As tenants from year to year they cannot be turned out of possession without being served with notice to quit requiring them to quit and deliver possession at the period of the year at which their tenancy commenced, which notice should be so served a reasonable time before the period at which they are required to quit and deliver up possession.

10. They further observe:

No custom has been alleged entitling a landlord in India to dispossess a tenant from year to year, from fasli to fasli, without a previous notice to quit. There is no reason why notice in this country should not be required as in England and Ireland.

11. Section 106 only recognizes two kinds of tenancies, one yearly tenancy and fine other monthly tenancy. There are oases which do not come within the ambit of Section 106 and they are governed by the terms of the contract of tenancy and the present case is one of them.

12. Mr. Krishna Warriar relies upon Kelu v. Ammad Kully [1910] M.W.N. 794, for his position that no notice is required in this case to enable the plaintiff to sue in ejectment. In that case the contention was raised that no proper notice to quit was given. The appellate Court found that the defendant was allowed to hold over and remain in possession after the expiration of the original term of the lease and that it was not shown that notice was dispensed with. The District Judge observed:

The fact that the lease contains a provision that defendant 1 shall surrender on demand does not, I think, deprive him of the right to notice.
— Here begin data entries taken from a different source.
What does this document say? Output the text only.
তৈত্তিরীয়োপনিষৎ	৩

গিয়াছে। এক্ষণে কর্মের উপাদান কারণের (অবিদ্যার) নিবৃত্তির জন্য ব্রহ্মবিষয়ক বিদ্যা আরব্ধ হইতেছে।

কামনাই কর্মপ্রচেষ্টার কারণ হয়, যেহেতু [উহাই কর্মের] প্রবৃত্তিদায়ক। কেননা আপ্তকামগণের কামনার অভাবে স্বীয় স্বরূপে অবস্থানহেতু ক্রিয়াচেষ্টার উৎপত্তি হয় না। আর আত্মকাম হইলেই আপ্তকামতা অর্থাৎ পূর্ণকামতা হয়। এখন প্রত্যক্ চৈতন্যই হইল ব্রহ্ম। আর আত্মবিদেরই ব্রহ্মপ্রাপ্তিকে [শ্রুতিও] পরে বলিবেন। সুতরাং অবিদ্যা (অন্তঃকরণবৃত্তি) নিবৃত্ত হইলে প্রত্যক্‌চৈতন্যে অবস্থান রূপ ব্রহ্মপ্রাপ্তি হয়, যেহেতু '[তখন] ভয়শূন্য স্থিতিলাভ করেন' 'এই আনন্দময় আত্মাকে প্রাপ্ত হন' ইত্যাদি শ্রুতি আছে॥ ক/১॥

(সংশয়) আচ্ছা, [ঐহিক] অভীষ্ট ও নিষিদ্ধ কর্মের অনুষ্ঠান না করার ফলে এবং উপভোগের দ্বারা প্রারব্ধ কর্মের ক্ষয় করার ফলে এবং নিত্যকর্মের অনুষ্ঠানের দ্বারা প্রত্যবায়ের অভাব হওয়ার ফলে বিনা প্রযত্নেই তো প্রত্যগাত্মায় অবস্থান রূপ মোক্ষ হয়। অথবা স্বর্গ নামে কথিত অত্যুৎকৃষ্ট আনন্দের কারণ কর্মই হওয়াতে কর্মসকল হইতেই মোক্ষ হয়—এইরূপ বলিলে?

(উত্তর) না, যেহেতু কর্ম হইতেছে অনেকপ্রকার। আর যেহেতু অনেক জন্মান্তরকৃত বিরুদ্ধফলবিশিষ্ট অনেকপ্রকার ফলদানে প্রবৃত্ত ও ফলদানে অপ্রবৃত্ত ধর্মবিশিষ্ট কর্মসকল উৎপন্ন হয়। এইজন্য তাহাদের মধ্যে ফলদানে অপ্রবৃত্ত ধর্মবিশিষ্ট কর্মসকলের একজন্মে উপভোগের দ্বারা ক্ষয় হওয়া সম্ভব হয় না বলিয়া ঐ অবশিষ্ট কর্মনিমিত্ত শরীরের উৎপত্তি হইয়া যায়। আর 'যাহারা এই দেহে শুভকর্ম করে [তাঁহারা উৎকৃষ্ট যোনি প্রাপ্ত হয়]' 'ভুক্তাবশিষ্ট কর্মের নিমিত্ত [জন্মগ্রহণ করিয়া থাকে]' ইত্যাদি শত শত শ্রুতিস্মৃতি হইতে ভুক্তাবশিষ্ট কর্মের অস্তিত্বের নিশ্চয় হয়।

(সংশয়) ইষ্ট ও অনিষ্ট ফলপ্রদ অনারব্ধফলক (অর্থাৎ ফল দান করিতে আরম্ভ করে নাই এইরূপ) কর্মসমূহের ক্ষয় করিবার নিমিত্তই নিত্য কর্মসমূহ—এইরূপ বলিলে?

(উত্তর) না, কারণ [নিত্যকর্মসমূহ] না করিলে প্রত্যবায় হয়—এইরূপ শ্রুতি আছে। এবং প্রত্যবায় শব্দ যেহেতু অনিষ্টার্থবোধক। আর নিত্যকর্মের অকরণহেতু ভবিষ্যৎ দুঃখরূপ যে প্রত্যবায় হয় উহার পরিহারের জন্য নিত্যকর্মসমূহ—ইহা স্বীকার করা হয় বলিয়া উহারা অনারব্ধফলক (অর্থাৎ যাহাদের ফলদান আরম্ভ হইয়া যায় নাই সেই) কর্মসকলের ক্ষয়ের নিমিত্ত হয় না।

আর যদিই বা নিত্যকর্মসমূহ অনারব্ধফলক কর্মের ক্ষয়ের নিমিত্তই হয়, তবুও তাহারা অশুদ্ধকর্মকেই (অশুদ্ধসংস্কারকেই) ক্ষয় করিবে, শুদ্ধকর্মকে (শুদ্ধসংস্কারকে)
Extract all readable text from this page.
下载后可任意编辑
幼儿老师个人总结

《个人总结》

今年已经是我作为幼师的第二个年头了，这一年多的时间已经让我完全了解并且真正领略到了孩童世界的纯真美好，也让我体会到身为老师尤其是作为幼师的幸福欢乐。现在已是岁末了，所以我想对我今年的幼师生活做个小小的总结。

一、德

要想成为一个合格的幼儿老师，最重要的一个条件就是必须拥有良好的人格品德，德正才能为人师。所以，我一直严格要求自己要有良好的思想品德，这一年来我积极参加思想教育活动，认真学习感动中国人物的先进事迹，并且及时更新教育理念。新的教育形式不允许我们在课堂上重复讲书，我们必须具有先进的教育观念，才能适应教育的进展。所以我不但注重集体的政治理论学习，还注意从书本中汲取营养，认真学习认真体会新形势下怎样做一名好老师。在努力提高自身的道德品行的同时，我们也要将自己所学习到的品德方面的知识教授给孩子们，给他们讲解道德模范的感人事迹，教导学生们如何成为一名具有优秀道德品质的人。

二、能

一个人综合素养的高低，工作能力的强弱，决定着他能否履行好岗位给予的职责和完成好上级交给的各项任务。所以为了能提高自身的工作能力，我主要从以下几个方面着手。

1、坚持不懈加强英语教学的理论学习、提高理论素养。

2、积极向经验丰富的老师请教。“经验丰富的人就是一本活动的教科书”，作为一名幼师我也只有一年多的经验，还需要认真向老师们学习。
As no proper notice to quite was given, plaintiff is not entitled to evict defendant 1.

13. Munro and Sankaran Nair, JJ disallowed the contention as regards notice and set aside the judgment of the District Judge. They observed:

Seeing that in Ex. A there is an express provision to surrender on demand, we think there is a contract to the contrary within the meaning of Section 106, T.P. Act.

14. This is a direct authority for the position that, when there is a contract that the tenant will surrender on demand, no notice is necessary in order to enable the landlord to sue in ejectment. In Mukat Singh v. Misra Paras Ram, : AIR1924All726 it was found that the defendants had taken a lease of the house from plaintiffs on an agreement to pay a rent of Re 1. per mensem. It was contended that the suit was bad for want of notice.

Section 106, T.P. Act, does not require the sending of such a notice where there is con-tract or local law or usage to the contrary. The allegation in the plaint was that the defendants had agreed to vacate the house on demand.... There is no allegation that any term was fixed for the tenancy; and in view of the evidence, which goes to show that the defendants had agreed to vacate the house when the plaintiff wanted, Section 106 cannot be made applicable and the omission to give notice cannot be regarded as fatal to the present suit.

15. It is only in oases where there is no contract as to notice that the provisions of Section 106 would be applicable; but where there is a contract as to giving notice or waiving notice the parties are governed by the terms of the contract and the law enacted in Section 106, T. P. Act, cannot apply. In this case the finding of the lower Court is that one of the terms of the tenancy was that the paramba and Kuzhilkkur chamayams should be surrendered when required; and that being so, no notice was necessary in order to enable the plaintiff to maintain a suit in ejectment. The second appeal fails and is dismissed with costs.